Mount Cloud Storage
CloudTik Spark runtime support to mount cloud storage to local path through Fuse. This is automatically done by CloudTik on your clusters without any configurations as long as the Spark runtime is configured and is able to access the cloud storage. With the local mount of cloud storage, you can access your existing cloud storage data through the Linux file system which makes your existing code easier to be ported to CloudTik runtime environment.
The path to which CloudTik will mount the cloud storage is /cloudtik/fs.
If you enable hdfs runtime, cloudtik will mount hdfs instead of other cloud storages.
Limitations or Known Issues
CloudTik uses the fuse implementations for the corresponding cloud storage to do the work.

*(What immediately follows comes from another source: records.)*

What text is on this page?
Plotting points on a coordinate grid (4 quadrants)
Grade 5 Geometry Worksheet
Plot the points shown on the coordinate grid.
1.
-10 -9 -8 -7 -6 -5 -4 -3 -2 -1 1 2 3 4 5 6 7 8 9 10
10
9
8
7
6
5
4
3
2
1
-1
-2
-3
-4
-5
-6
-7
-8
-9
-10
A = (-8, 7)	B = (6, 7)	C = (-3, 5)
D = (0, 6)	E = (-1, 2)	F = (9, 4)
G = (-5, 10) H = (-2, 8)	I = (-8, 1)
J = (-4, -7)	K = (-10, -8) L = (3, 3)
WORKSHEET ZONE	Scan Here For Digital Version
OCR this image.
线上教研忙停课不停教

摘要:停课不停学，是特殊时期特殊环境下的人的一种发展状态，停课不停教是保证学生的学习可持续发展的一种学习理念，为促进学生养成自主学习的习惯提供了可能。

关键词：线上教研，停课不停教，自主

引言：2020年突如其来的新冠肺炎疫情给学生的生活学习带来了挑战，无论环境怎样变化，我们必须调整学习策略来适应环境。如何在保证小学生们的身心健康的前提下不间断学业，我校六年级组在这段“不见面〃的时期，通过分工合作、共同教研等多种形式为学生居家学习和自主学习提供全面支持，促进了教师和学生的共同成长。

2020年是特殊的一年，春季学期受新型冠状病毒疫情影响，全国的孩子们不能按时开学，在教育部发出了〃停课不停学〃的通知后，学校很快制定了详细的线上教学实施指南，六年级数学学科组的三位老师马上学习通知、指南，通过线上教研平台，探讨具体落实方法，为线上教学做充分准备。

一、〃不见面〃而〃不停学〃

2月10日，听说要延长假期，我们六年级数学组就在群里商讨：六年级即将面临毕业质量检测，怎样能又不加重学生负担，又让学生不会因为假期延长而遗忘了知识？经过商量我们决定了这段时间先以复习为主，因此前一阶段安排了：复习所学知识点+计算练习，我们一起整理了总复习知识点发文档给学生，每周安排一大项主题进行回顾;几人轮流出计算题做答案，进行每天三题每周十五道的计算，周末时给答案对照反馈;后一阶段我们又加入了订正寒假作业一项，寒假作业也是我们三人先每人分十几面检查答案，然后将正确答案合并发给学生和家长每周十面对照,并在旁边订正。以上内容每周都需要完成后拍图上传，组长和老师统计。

These libraries may have limitations for specific authentication scenarios.
s3fs-fuse Limitations
Due to the issue of s3fs-fuse, if you use kubernetes in AWS ECS, cloudtik can’t automatically mount S3. You need to specify the s3.access.key.id and s3.secret.access.key explicitly in configuration file explicitly for this case to work.
azure-storage-fuse Limitations
Azure storage fuse cannot work with Azure AKS workload identity (issue). And thus cloudtik can’t automatically mount when workload identity for accessing cloud storage is used. You can specify the credential information through azure_cloud_storage configurations in configuration file explicitly for this case to work.